The Medicaid rules on gifting have become increasingly stringent over the years. Now, any gift or transfer of assets made to children, churches or other charities is subject to a five year look back period. This means that any gifting done within five years prior to applying for Medicaid will result in a penalty and possible denial of coverage.
While it is often very difficult to predict whether nursing home care will be required within five years, the penalty is very severe. The penalty period where coverage is denied will not begin until the individual is residing in a nursing home and otherwise eligible for Medicaid benefits. With nursing home costs exceeding $7,000 per month, many lack the funds to sustain these costs for very long.

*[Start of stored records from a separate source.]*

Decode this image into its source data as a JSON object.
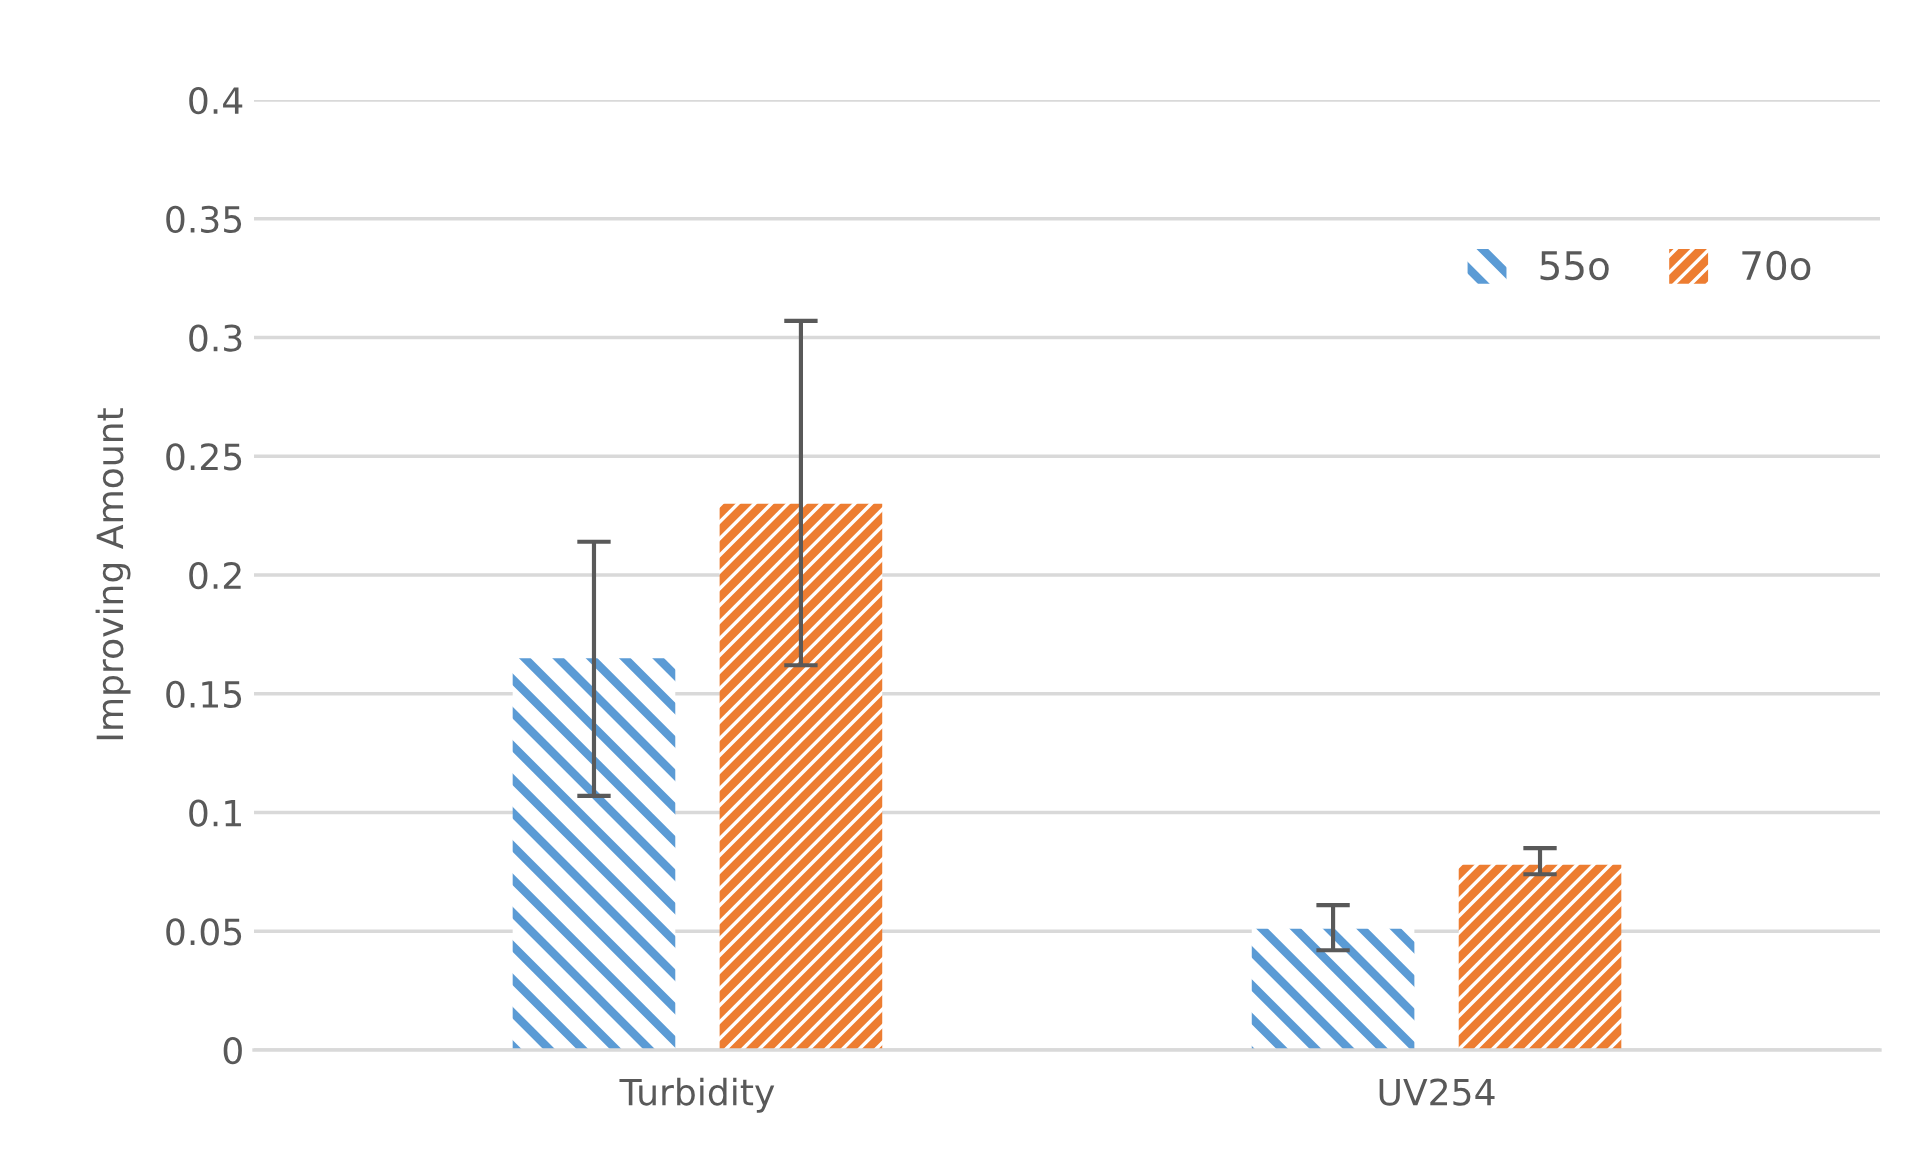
{
  "chart_data": {
    "type": "bar",
    "ylabel": "Improving Amount",
    "categories": [
      "Turbidity",
      "UV254"
    ],
    "series": [
      {
        "name": "55o",
        "color": "#5b9bd5",
        "values": [
          0.165,
          0.051
        ],
        "errors": [
          [
            0.107,
            0.214
          ],
          [
            0.042,
            0.061
          ]
        ]
      },
      {
        "name": "70o",
        "color": "#ed7d31",
        "values": [
          0.23,
          0.078
        ],
        "errors": [
          [
            0.162,
            0.307
          ],
          [
            0.074,
            0.085
          ]
        ]
      }
    ],
    "ylim": [
      0,
      0.4
    ],
    "yticks": [
      0,
      0.05,
      0.1,
      0.15,
      0.2,
      0.25,
      0.3,
      0.35,
      0.4
    ],
    "grid": "y",
    "legend": "top right"
  }
}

Luckily, there are a few ways to avoid the penalty period for gifting. One method is asserting that the gift or transfer was not motivated by Medicaid. For example, if a healthy and independent senior is involved in an accident that drastically limits their mobility and forces them into a nursing home, the gifting penalty could possibly be waived because there was no way they could have predicted or expected that they would require Medicaid.
The other method to avoiding a gifting penalty is the hardship waiver. Under this law, if an individual lacks the funds to pay for medical care and discharge from a nursing home would deprive them of medical care so that their health or life would be endangered then the state may waive the penalty.
Neither solution presented is perfect. Neither is guaranteed to waive the penalty or act as a permanent solution to the penalty. This is why with the increasing stringency of Medicaid law, it is important to plan ahead and meet with an elder law attorney months before nursing home care is required to plan for possible penalties or denial of benefits.